To the tech-savvy world, the part of the manifesto that dealt with internet regulation was... laughably insane and likely impossible to implement.

But what effect did it have on the election results?

Is there data to suggest whether previously conservative voters switched because of that issue as opposed to the other things mentioned in the manifesto? Has this been polled explicitly? Is there a way to estimate it, if not?

It's been indicated to me that while the encryption issue was the biggest red flag to me, it may not have been that important to the general populace.


1 Answer 1


This policy was not polled explicitly and it is impossible to estimate exactly how much support this cost them (or even gained them), but it is worth noting that the UK has some of the most intrusive mass surveillance legislations and programs in the world.

But there is a 2016 Ofcom report relating to adult attitudes towards the media these findings were made

A majority of internet users agree (52% strongly, 26% slightly) that the internet needs to be regulated, in terms of what can be shown and written online, and one in ten adults believe that ‘all’ of what can be seen or read online is regulated.

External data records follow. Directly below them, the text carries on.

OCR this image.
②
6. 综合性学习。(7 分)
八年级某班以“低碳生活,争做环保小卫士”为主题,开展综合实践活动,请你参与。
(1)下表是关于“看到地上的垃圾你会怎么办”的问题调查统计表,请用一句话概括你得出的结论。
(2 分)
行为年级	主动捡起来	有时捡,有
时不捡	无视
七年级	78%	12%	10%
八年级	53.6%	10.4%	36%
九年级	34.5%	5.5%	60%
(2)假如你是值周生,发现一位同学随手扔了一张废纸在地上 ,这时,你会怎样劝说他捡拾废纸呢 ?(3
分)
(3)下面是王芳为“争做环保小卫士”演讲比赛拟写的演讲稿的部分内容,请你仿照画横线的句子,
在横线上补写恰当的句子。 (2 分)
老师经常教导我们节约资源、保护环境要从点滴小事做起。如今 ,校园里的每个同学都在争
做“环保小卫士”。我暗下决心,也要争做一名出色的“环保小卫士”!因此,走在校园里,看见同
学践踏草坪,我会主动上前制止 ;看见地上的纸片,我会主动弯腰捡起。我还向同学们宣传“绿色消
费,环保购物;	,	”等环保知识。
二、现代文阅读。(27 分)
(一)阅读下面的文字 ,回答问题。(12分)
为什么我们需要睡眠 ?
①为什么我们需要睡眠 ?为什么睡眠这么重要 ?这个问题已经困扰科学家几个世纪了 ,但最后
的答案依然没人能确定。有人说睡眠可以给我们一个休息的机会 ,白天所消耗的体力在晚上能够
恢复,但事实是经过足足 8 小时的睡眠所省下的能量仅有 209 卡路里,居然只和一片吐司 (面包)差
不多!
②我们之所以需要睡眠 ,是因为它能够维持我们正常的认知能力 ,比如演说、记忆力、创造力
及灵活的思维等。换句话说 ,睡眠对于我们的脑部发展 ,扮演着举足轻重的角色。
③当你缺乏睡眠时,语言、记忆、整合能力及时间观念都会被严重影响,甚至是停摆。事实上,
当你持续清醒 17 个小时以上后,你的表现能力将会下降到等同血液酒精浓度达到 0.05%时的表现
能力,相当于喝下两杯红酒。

As in 2014, there is no consensus among internet users as to whether users should be free to say and do what they want online; with younger users and DEs more likely to agree with this.

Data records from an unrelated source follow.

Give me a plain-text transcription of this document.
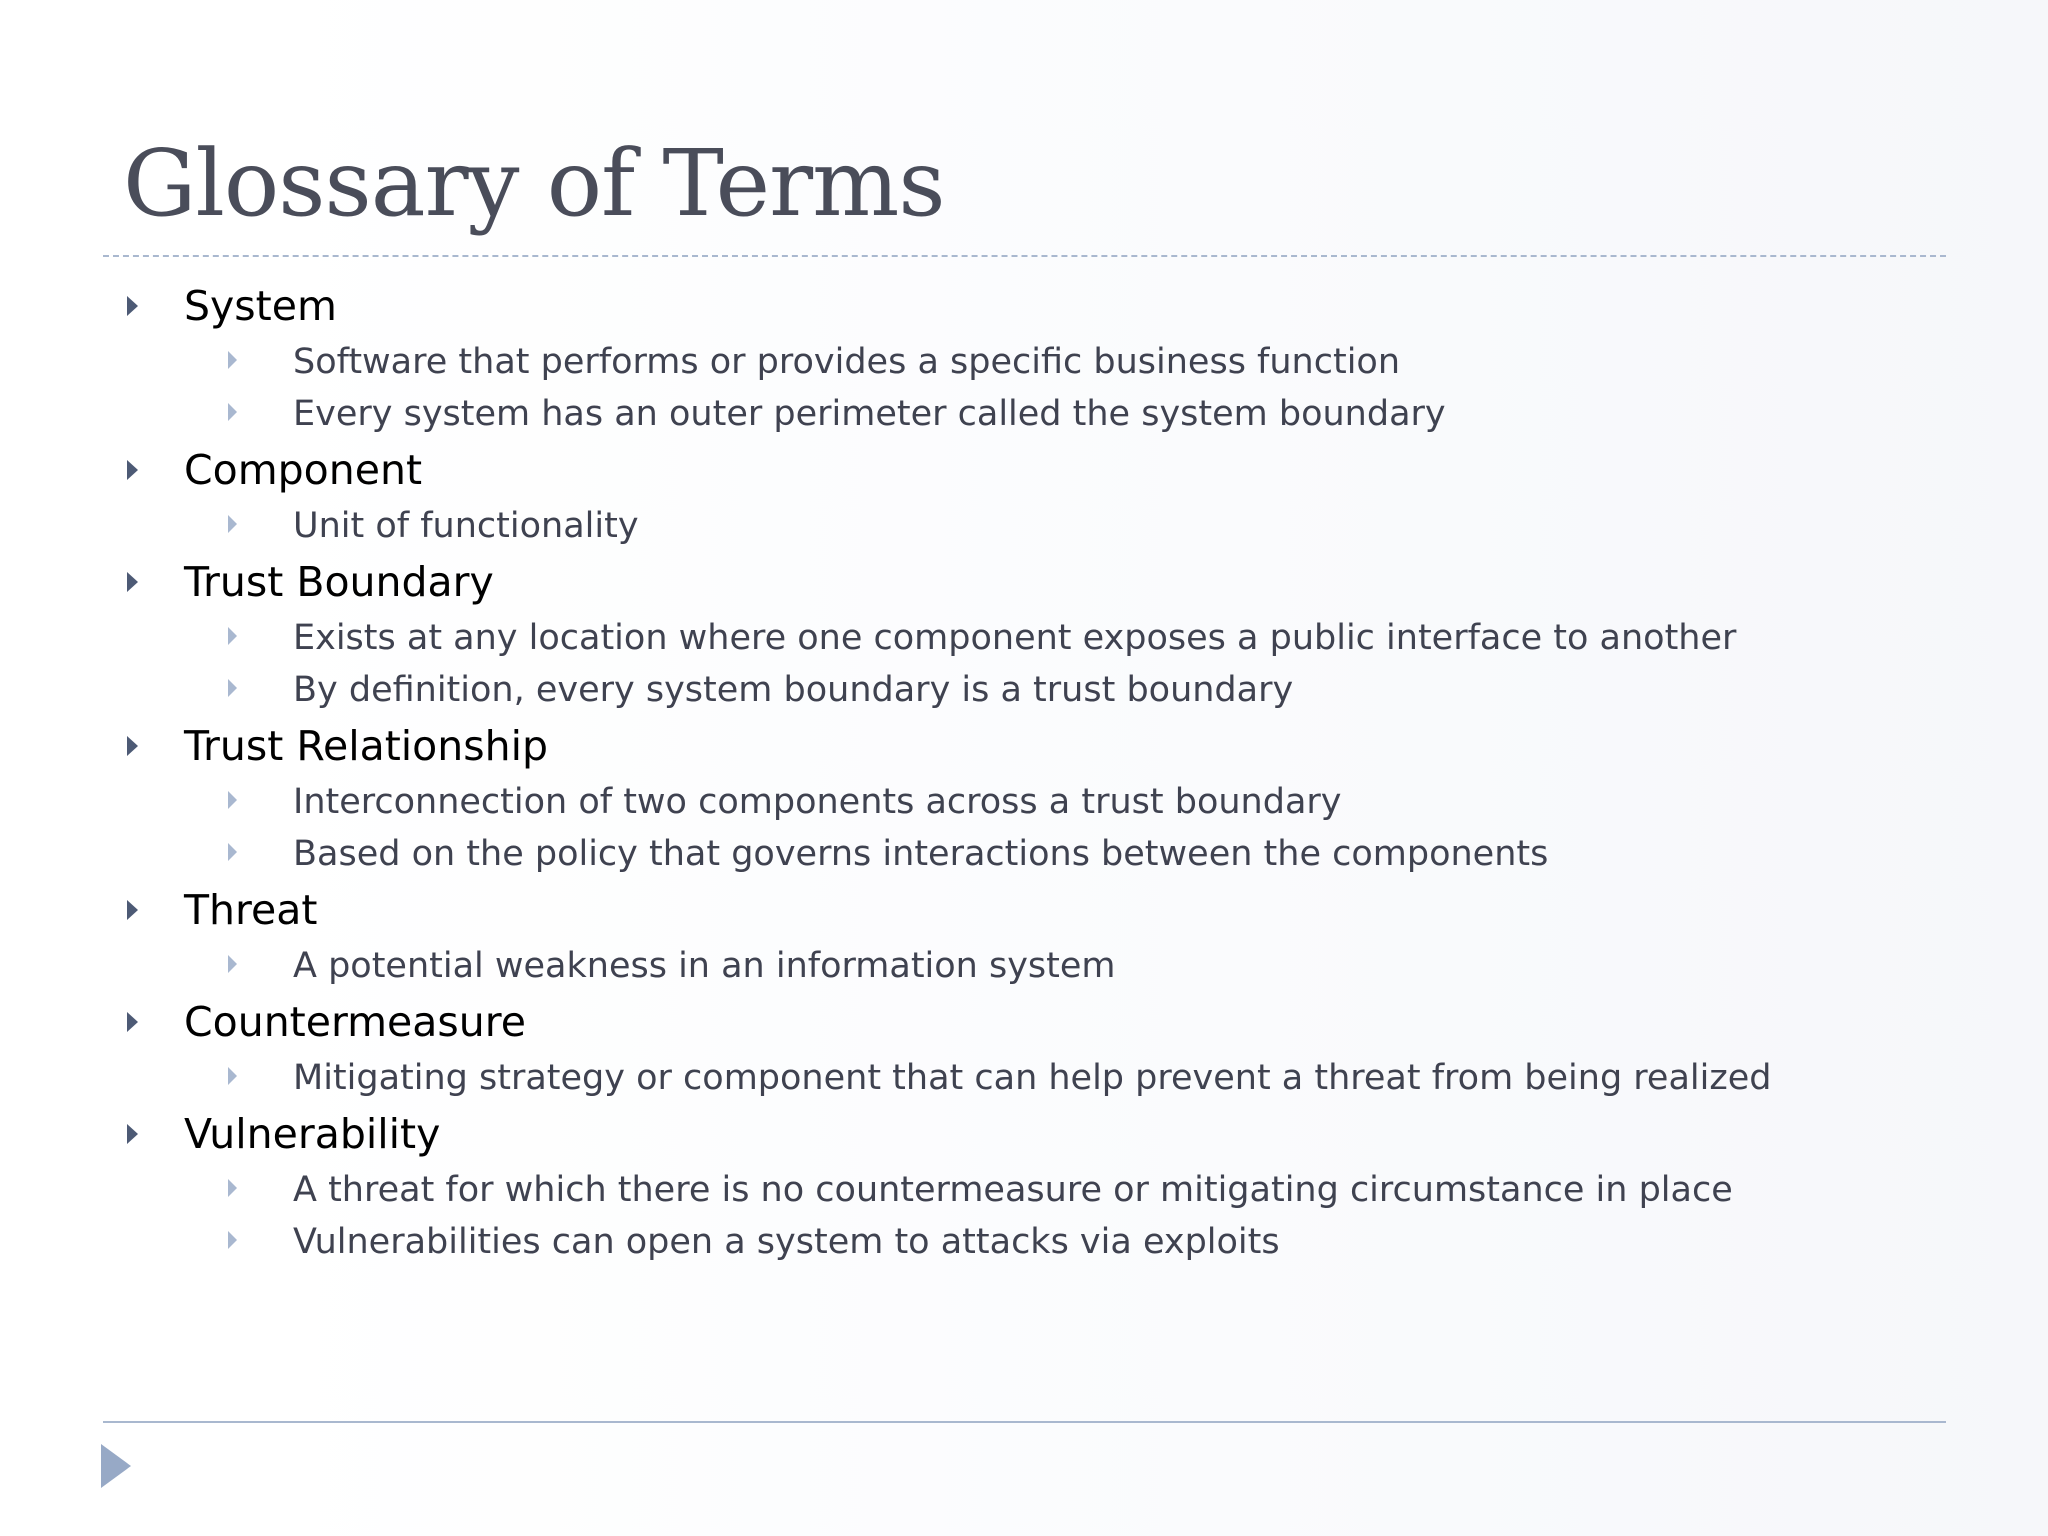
Glossary of Terms
System
Software that performs or provides a specific business function
Every system has an outer perimeter called the system boundary
Component
Unit of functionality
Trust Boundary
Exists at any location where one component exposes a public interface to another
By definition, every system boundary is a trust boundary
Trust Relationship
Interconnection of two components across a trust boundary
Based on the policy that governs interactions between the components
Threat
A potential weakness in an information system
Countermeasure
Mitigating strategy or component that can help prevent a threat from being realized
Vulnerability
A threat for which there is no countermeasure or mitigating circumstance in place
Vulnerabilities can open a system to attacks via exploits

This is indicative that generally the government are unlikely to lose much support by passing internet regulation as the majority believe more legislation in necessary, even if the particular regulation would be ineffective at combatting terror simply because the public are unlikely to be "tech-savvy" like you and understand exactly what each piece of regulation does.

The second quote is also indicative, since one of the key voter demographics for conservatives are older people. Who tend to believe more internet regulation is necessary, and who often don't believe in unlimited free speech on the internet.